FAQ¤

My local sampler is not accepting

This usually means you are setting the step size of the local sampler to be too big. Try reducing the step size in your local sampler.

Alternative, this could also mean your sampler is proposing in a region where the target log-PDF is ill-defined (i.e. NaN either in logpdf or its derivative if you are using a gradient-based local sampler). It is worth making sure your logpdf is well-defined across the entire region you are sampling.

In order for my local sampler to accept, I have to choose a very small step size, which makes my chain very correlated.

This usually indicate some of your parameters are much better measured than others. Since taking a small step in those directions will already change your logpdf value by a lot, the exploration power of the local sampler in other parameters are limited by those which are well measured. Currently, we support different step size for different parameters, which you can tune to see whether that improves the situation or not. If you know the scale of each parameter ahead of time, reparameterizing them to maintain roughly equal scale across parameters also helps.

My global sample's loss is exploding/not decreasing

This usually means your learning rate used for training the normalizing flow is too large. Try reducing the learning rate by a factor of ten.

Another reason for a flat loss is your local sampler is not accepting at all. This is a bit rarer since this means your data used to train the normalizing flow is just your prior, which the normalizing flow should still be able to learn.

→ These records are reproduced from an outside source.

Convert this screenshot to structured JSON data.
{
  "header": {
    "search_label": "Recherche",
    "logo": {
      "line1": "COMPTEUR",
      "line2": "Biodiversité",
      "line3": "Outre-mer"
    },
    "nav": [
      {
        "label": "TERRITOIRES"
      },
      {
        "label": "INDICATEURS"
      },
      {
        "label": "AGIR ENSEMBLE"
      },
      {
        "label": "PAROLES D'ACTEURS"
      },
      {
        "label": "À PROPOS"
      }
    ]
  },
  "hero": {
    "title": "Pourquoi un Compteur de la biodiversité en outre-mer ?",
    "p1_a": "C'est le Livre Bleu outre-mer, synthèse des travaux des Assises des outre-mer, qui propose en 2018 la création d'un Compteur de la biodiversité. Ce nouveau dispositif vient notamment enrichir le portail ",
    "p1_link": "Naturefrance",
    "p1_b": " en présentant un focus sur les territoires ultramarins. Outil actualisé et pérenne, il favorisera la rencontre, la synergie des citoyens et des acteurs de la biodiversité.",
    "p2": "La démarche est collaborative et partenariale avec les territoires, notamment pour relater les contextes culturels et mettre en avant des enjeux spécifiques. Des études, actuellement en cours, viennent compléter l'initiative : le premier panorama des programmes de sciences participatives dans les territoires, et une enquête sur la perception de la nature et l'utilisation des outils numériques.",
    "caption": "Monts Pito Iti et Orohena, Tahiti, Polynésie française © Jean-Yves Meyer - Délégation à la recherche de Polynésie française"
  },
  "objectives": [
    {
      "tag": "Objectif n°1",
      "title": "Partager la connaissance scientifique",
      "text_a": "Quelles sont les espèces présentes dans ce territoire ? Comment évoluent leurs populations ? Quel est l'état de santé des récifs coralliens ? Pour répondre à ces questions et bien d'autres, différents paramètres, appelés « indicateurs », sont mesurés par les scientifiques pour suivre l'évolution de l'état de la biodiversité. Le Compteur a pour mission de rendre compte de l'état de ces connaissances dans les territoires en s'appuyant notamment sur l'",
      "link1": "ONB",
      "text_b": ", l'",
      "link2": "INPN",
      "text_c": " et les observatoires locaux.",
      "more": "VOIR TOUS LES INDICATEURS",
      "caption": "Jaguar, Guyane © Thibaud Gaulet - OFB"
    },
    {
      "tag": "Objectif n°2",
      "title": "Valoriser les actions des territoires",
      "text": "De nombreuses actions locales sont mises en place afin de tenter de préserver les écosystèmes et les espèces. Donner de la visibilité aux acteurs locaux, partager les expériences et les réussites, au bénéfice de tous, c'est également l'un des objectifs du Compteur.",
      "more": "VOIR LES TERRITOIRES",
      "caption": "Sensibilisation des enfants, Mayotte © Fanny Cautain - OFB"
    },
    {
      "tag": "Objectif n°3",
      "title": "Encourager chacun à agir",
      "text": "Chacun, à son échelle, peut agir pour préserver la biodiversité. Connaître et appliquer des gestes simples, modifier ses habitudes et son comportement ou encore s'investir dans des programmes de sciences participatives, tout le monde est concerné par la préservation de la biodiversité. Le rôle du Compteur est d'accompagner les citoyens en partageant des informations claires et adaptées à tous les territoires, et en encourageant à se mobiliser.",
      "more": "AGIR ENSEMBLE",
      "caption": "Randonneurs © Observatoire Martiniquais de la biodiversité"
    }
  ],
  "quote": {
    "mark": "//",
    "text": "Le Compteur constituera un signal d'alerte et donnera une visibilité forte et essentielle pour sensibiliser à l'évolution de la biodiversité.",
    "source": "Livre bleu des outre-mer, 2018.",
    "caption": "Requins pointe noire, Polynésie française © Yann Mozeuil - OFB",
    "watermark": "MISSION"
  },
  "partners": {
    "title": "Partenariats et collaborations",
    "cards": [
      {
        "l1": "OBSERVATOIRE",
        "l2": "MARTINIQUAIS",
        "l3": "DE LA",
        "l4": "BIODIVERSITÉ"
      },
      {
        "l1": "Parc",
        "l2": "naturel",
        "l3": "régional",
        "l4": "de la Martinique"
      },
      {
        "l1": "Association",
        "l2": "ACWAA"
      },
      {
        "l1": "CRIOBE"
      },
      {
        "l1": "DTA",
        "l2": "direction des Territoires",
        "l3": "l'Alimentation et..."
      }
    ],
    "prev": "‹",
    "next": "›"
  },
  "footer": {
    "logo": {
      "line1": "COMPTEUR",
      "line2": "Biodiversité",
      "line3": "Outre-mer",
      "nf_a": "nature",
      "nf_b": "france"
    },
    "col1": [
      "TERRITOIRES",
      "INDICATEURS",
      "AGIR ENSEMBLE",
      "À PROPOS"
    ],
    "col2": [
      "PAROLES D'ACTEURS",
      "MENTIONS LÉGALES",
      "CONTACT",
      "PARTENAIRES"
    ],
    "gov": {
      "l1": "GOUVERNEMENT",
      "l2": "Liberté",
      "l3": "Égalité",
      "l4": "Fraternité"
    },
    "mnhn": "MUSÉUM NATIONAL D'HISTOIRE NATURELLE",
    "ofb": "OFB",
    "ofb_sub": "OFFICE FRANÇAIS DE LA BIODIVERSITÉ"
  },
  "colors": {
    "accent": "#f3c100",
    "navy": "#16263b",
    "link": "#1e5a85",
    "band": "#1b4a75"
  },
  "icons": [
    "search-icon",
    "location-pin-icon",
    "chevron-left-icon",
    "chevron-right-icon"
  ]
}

The sampler is stuck a bit until it starts sampling

If you use the option jit in constructing the local sampler, the code will compile your code to speed up the execution. The sampler is not really stuck, but it is compiling the code. Depending on how you code up your logpdf function, the compilation can take a while. If you don't want to wait, you can set jit=False, which would increase the sampling time.

The compilation is slow

If you have a logpdf with many lines, JAX will take a long time to compile the code. JAX is known to be slow in compilation, especially if your computational graph uses some sort of loop that call a function many times. While we cannot fundamentally get rid of the problem, using a jax.lax.scan is usually how we deal with it.

I am running out of GPU memory

flowMC has two independent memory bottlenecks, so there are two knobs to turn.

The first — and usually the bottleneck — is the NF proposal step. During each global step the target log-PDF (logpdf) is evaluated at all n_chains * n_global_steps flow proposals at once. Reduce n_NFproposal_batch_size (default 10000): when n_global_steps exceeds it, the proposals are evaluated in smaller jax.lax.map chunks rather than a single vmap, lowering peak memory. Try this first.

The second matters when your logpdf is expensive to evaluate. Sometimes the problem is not the n_chains * n_global_steps proposals, but that even a single logpdf evaluation per chain across all n_chains chains will not fit. In that case also set chain_batch_size to a small positive integer (default 0 means all chains are vmapped at once; smaller values use less memory) so the local sampler processes chains in sequential sub-batches.

Both are bundle arguments (e.g. to RQSpline_MALA_Bundle); see the hyperparameters guide for details.